Kleine Erlebnisse, oft interessanter und oft lustiger Art, welche uns auf der Reise begegneten, gehören nicht hierher; ich sage nur, daß Winnetou trotz seiner gewohnten indianischen Zurückhaltung nicht aus dem Staunen herauskam. Es gab gar viel Neues, Unbekanntes und Unerwartetes zu sehen. In Alexandrien kaufte er sich einen arabischen Anzug, der ihm ganz vorzüglich stand, aber um so unbequemer vorkam.

In Kairo angekommen, verfügten wir uns sofort nach dem Hotel du Nil, wo Small Hunter gewohnt hatte. Wir erfuhren, daß er vor ungefähr drei Monaten abgereist sei, und das stimmte auch mit den Angaben, welche man uns auf dem amerikanischen Konsulate machte. Dort hörten wir noch weiteres. Die Behörden von

New Orleans hatten Erkundigungen eingezogen, ebenso auch der schon erwähnte Advokat. Briefe waren zuerst nach Alexandrien und dann später nach Tunis nachzusenden gewesen. Der Vermittler in der letztgenannten Stadt war ein jüdischer Handelsmann Namens Musah Babuam.
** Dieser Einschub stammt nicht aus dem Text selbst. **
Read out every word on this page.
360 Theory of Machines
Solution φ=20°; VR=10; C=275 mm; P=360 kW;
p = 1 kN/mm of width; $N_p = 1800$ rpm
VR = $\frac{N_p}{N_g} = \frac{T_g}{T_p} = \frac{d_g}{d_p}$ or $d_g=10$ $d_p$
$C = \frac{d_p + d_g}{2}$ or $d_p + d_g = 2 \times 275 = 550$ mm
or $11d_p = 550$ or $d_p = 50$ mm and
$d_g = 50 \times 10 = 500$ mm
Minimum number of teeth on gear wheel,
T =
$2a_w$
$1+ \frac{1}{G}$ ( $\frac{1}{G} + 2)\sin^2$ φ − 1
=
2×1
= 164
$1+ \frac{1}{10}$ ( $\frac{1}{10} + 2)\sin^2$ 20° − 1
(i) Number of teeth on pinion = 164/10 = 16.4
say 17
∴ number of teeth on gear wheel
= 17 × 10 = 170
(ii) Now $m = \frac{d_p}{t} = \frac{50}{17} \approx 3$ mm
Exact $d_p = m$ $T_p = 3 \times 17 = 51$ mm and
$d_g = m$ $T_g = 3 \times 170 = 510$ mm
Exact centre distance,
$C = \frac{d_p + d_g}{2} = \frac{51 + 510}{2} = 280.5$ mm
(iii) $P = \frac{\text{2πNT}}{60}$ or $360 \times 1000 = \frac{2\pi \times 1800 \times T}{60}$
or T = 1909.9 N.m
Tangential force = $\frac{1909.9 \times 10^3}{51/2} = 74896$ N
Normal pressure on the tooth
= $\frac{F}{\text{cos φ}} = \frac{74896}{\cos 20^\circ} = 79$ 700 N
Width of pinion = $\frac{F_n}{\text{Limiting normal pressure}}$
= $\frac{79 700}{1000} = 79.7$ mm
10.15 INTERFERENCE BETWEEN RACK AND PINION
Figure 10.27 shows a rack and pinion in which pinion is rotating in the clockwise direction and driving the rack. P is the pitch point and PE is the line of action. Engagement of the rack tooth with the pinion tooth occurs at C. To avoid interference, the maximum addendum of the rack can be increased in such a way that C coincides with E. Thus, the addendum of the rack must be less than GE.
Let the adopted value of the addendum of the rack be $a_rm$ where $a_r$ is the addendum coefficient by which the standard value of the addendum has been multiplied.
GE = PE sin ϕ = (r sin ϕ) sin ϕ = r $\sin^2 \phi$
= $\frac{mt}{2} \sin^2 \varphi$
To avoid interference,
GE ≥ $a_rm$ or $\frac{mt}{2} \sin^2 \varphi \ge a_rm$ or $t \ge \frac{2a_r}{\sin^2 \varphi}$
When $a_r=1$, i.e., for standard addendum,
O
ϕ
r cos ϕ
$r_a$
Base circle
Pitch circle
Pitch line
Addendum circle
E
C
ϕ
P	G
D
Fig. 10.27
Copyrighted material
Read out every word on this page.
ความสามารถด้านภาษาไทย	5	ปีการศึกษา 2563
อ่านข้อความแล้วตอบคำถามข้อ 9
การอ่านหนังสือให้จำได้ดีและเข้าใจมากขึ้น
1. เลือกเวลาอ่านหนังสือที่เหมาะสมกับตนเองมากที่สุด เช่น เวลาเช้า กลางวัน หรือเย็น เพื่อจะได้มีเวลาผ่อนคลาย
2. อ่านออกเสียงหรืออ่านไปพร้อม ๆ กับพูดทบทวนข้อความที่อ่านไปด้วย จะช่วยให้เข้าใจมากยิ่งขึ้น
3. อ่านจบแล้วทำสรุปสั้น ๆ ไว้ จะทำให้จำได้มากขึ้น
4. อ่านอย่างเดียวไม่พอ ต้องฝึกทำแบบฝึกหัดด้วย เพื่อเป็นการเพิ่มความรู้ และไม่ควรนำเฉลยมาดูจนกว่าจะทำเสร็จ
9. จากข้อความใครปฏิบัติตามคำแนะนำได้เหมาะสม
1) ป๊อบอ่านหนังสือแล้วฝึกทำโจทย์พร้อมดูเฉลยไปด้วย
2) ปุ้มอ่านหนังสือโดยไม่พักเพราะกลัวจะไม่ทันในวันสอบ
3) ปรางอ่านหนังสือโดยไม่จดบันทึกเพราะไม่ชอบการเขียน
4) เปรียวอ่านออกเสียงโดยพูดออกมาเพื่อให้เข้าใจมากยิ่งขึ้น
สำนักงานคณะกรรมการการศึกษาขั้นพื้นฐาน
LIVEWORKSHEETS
Diese Auskünfte bestimmten uns, nach Tunis zu gehen, und zwar Kairo schon morgen zu verlassen, denn es galt, keine Zeit zu verlieren. Zu unsrer Beruhigung aber hatte man uns gesagt, daß Small Hunter sehr wohl gewesen sei und mit seinem Reisebegleiter in einem sehr guten, sogar vertraulichen Einvernehmen gestanden habe; die Aehnlichkeit zwischen beiden sei geradezu frappant gewesen, zumal sie sich bis ins kleinste gleich gekleidet hätten.

Am Abende spazierten wir einmal nach dem Hotel d Orient, in welchem ich früher gewohnt hatte. Es führte mich keine besondere Absicht dorthin; man kehrt ganz unwillkürlich und gern an Orte zurück, welche man früher betreten hat. Wir traten in den hellerleuchteten Garten und setzten uns an einen leeren Tisch, um ein Glas Limonade zu trinken. Man hatte uns bemerkt, denn Winnetou mußte auffallen, da er sein Haar ganz aufgelöst im Nacken trug.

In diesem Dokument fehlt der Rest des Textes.